スパイス配分は以下のようになっています。
基本スパイス
・クミン:50パーセント(40グラム)
・コリアンダー:15パーセント(12グラム)
・ターメリック:15パーセント(12グラム)
・オールスパイス:10パーセント(8グラム)
・カルダモン:10パーセント(8グラム)
合計:80グラム
まずは「間違いなく美味しい」と思える配分を基本スパイスとして作ります。
この時点ではまだカイエンペッパーを計算に入れていません。
カイエンペッパーは基本スパイスとは別計算で、辛さの好みに応じて調節することになります。
20グラムで中辛~やや辛口といったところでしょうか。
追加スパイス
・カイエンペッパー:20グラム
合計:105グラム
ちなみに、スパイス比率はエクセルで管理し、目的の総スパイス量に合わせて配分が計算できるようにしてあります。
これをよく振って混ぜあわせ、カビ防止に乾燥剤を放り込めば完成ですが、できれば数日程度放置したいところです。
スパイスはお互いに味や成分を吸収しあうため、混ぜた状態で放置することで味が馴染み、安定するのです。
ちなみに、スパイス使用量は6人前を一単位として40グラム程度(カイエンペッパー追加済み)です。
我が家は家族三人構成なので、夕食と翌朝の二食分、合計で6人前というわけですね
更にこの40グラムに対し、試験的に使ってみたいスパイスを加えることで完成となります。
例えばフェネグリークを試してみたいときには、
上記40グラム+フェネグリーク4グラム=合計44グラム
このようなスパイス構成となります。
参考までに、これまでに試した追加スパイスの所見を。
上記基本スパイスに下記スパイス4グラムを追加することで味の変化を試しています。
あくまでも私個人の感じた所見ですので、個人差によって感じ方は変わる可能性はあります。この点はご理解ください。
ここは試すごとに随時追加更新していく予定です。
・フェネグリーク
味がまろやかになり、子供にも食べやすいカレーになります。
その半面、各スパイスの個性が消える傾向にあり、スパイス感を楽しむのには向いていません。
・コリアンダー
柑橘系に近い爽やかさが増します。
トマトやりんごジュースなどの酸っぱい系素材と相性が良く、夏向きの爽やかカレーに向いています。
・クローブ
単体ではやたらにクスリっぽい香りが鼻につきます。
カレーに入れると、酸っぱさをやけに強調してしまい、しかも飲み込んだ後に奇妙な甘さとなって喉の奥に絡みつく気がします。
これを使う際には、4グラム(10パーセント)ではキツイかもしれません。
・シナモン
ふんわりと甘い芳香が特徴で、これを混ぜることでホテルで出されるような高級感を演出できます。

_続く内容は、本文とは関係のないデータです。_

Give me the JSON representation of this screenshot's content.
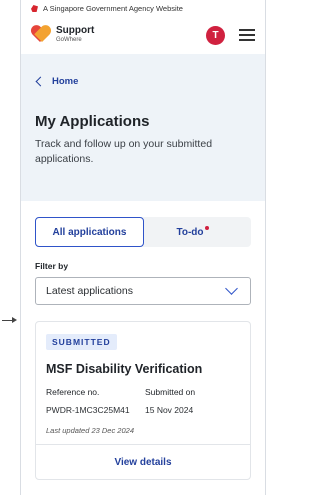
{
  "banner": {
    "text": "A Singapore Government Agency Website"
  },
  "brand": {
    "name": "Support",
    "sub": "GoWhere"
  },
  "user": {
    "initial": "T"
  },
  "breadcrumb": {
    "home": "Home"
  },
  "page": {
    "title": "My Applications",
    "subtitle": "Track and follow up on your submitted applications."
  },
  "tabs": [
    {
      "label": "All applications",
      "active": true
    },
    {
      "label": "To-do",
      "active": false,
      "has_notification": true
    }
  ],
  "filter": {
    "label": "Filter by",
    "selected": "Latest applications"
  },
  "application": {
    "status": "SUBMITTED",
    "title": "MSF Disability Verification",
    "ref_label": "Reference no.",
    "submitted_label": "Submitted on",
    "ref_value": "PWDR-1MC3C25M41",
    "submitted_value": "15 Nov 2024",
    "updated": "Last updated 23 Dec 2024",
    "action": "View details"
  },
  "colors": {
    "primary": "#23409c",
    "accent": "#d0213f",
    "hero_bg": "#eef3f8"
  }
}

また、ビーフカレーときわめて相性が良く、牛肉をとても美味しく引き立ててくれます。
・ナツメグ
他のスパイスの特徴を際立たせ、尖らせる効果を持っているように感じます。
「いかにもスパイスカレー!」と言った鮮烈なスパイス感のカレーを作りたい時に入れると良いようです。
飲み込んだあとに、若干ながらフルーツっぽい爽やかさが後味として残るのも特徴です。
試験的に混ぜて良い結果が出たスパイスは、レギュラーとして基本スパイスに加え、改めて配分を考え、ちょっとずつ改善を重ねて究極のカレー粉を目指すわけです。